Higher performance at every turn
As the interface to the human workforce, the industrial trucks play a central role in optimising order picking. It is one of the most strenuous and time-consuming tasks in the warehouse with 30 to 45 percent of the working day being taken up by employees walking through the warehouse, and another 30 to 45 percent is spent manually picking and placing goods. It's clear to see that the optimisation potential can be tapped into with the help of automation.
This is where the semi-automated operating modes of the N20 SA and N20 C SA order pickers come into play. They significantly reduce walking distances and the need to step on and off the truck, which has a direct impact on handling performance and productivity in the warehouse. Every step that the employee doesn’t take increases their performance and picking frequency. Tests using different picking methods showed around 20 percent higher performance with the semi-automated Linde order pickers compared to manually picking orders. One major advantage of the automated functions is that they can be seamlessly integrated into the customer’s processes, allowing employees to keep their usual picking routine but making it significantly faster and safer.
More efficient order picking
Linde conducted a performance test using three common picking methods to demonstrate the high optimisation potential. The results showed that compared to purely manual order picking, efficiency was increased by around 20 percent.
Runs along and drives ahead
Semi-automated operation offers two modes for the most common customer applications. One of the most frequent processes carried out in high rack warehouses is picking on one side of the rack, with an operator walking through the aisle in a U-shape; the ‘walk-with-me’ mode is ideal for this process. In this operating mode, the truck follows the operator’s walking path: If the operator stops, the truck also stops and if the operator continues walking, the truck continues. The operator can stay at the rack and collect the goods making the constant walking to and from the operator’s platform and the end of the forks a thing of the past. The onward journey is triggered by the employee passing a certain point known as a “virtual wall”, and this can be set via the remote control.
In smaller warehouses, the “continuous” mode is ideal as the truck travels through the middle of the aisle and can be loaded from both sides. This will require the operator to walk a Z-shaped path between both sides of the rack to pick up and place goods. The operator benefits from the Stop & Go function by sending the truck ahead while staying on the fork side, thus shortening walking distances. However, if necessary, the operator can simply operate the truck themselves.

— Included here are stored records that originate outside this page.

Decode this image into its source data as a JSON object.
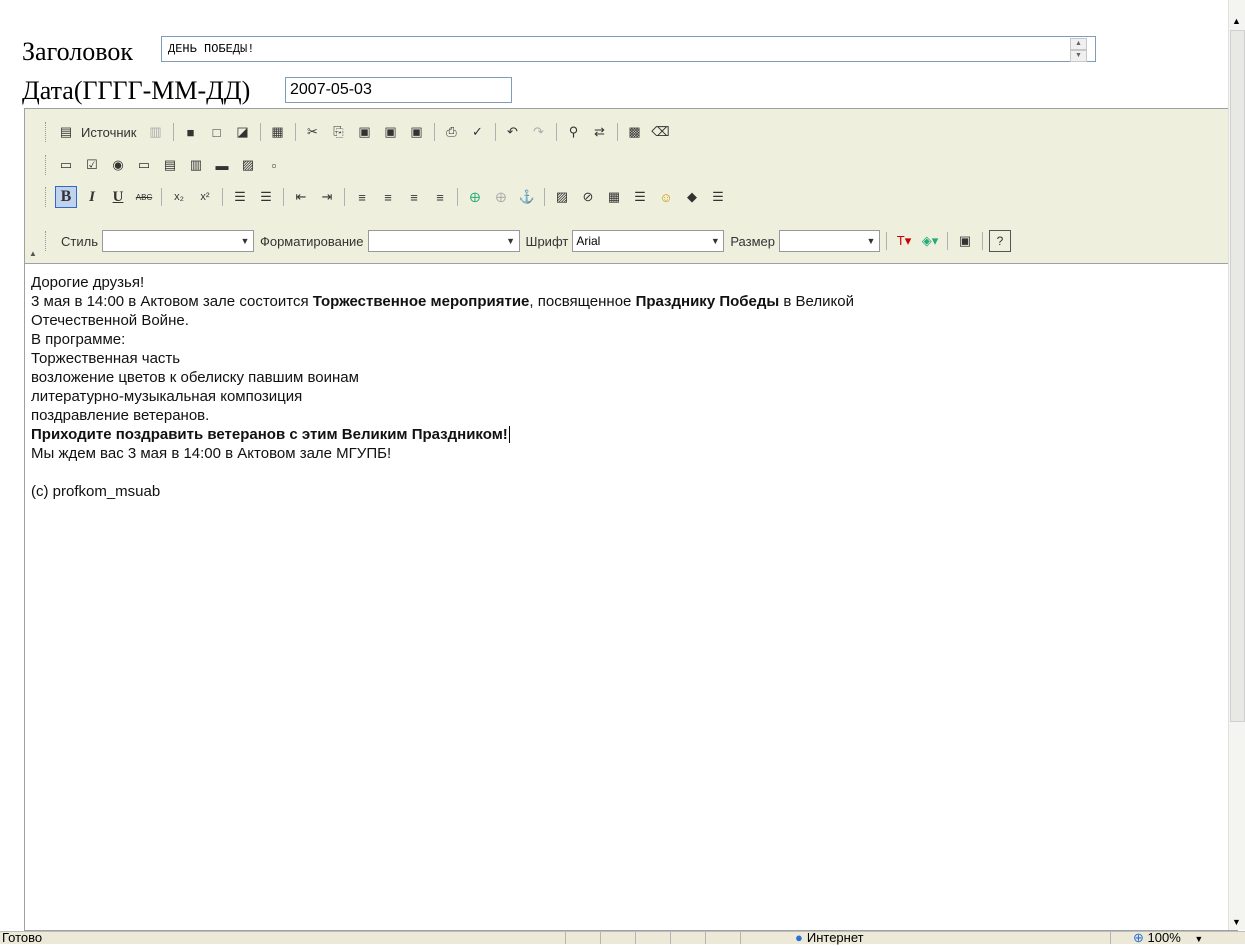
{
  "form": {
    "title_label": "Заголовок",
    "title_value": "ДЕНЬ ПОБЕДЫ!",
    "date_label": "Дата(ГГГГ-ММ-ДД)",
    "date_value": "2007-05-03"
  },
  "toolbar": {
    "source_label": "Источник",
    "style_label": "Стиль",
    "style_value": "",
    "format_label": "Форматирование",
    "format_value": "",
    "font_label": "Шрифт",
    "font_value": "Arial",
    "size_label": "Размер",
    "size_value": "",
    "bold_glyph": "B",
    "italic_glyph": "I",
    "underline_glyph": "U",
    "strike_glyph": "ABC",
    "help_glyph": "?"
  },
  "content": {
    "line1": "Дорогие друзья!",
    "line2_a": "3 мая в 14:00 в Актовом зале состоится ",
    "line2_b": "Торжественное мероприятие",
    "line2_c": ", посвященное ",
    "line2_d": "Празднику Победы",
    "line2_e": " в Великой",
    "line3": "Отечественной Войне.",
    "line4": "В программе:",
    "line5": "Торжественная часть",
    "line6": "возложение цветов к обелиску павшим воинам",
    "line7": "литературно-музыкальная композиция",
    "line8": "поздравление ветеранов.",
    "line9": "Приходите поздравить ветеранов с этим Великим Праздником!",
    "line10": "Мы ждем вас 3 мая в 14:00 в Актовом зале МГУПБ!",
    "line11": "",
    "line12": "(c) profkom_msuab"
  },
  "status": {
    "ready": "Готово",
    "zone": "Интернет",
    "zoom": "100%"
  },
  "colors": {
    "toolbar_bg": "#efefde",
    "active_button": "#c1d2ee",
    "status_bg": "#ece9d8"
  }
}
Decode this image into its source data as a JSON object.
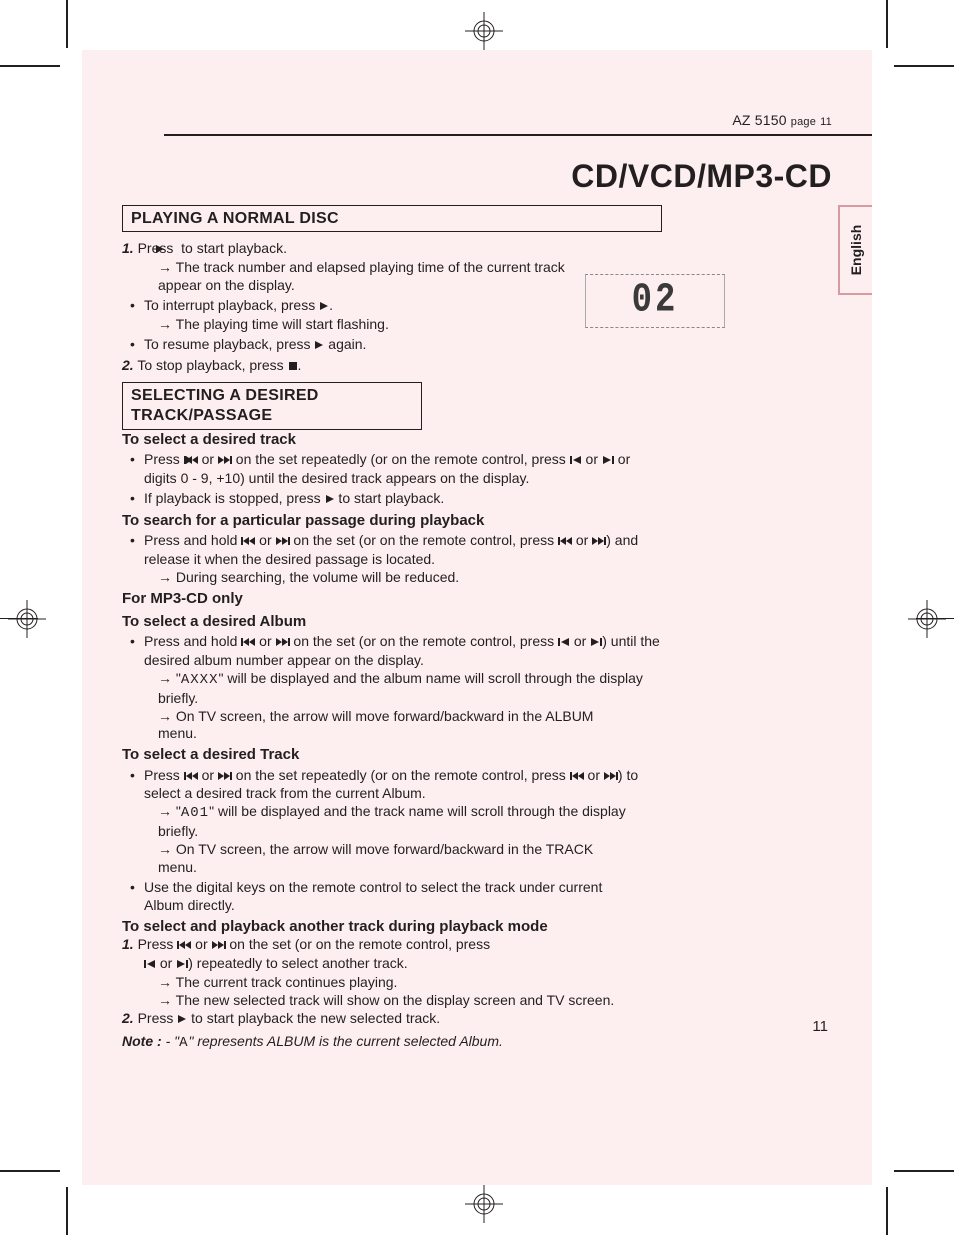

Safety at the highest level
To ensure that semi-automated operating does not pose a safety risk, a high-performance safety scanner is integrated at the front of the trucks. This scanner detects people as well as other trucks and even obstacles that suddenly appear in front of the truck, in turn avoiding collisions and accidents. The position of the operator can be determined with centimetre precision via the remote control, which communicates via ultra-wideband technology with four antennas mounted on the truck. The semi-automated operating modes also lower error and accident rates by reducing the risk of injury from constantly getting on and off the truck. Special protection at the front of the bumper prevents the operator’s feet from getting run over by the truck. Several lights mounted on a pole indicate the current operating mode with different colours. They also illuminate when the truck is in the semi-automated mode and warn when the remote control is not paired with the truck. To ensure a safe and comfortable working space for the operator, the truck automatically maintains a minimum distance of 50 centimetres from the rack and stops at the end of the aisle to avoid collisions with other trucks on the main drive path in the warehouse.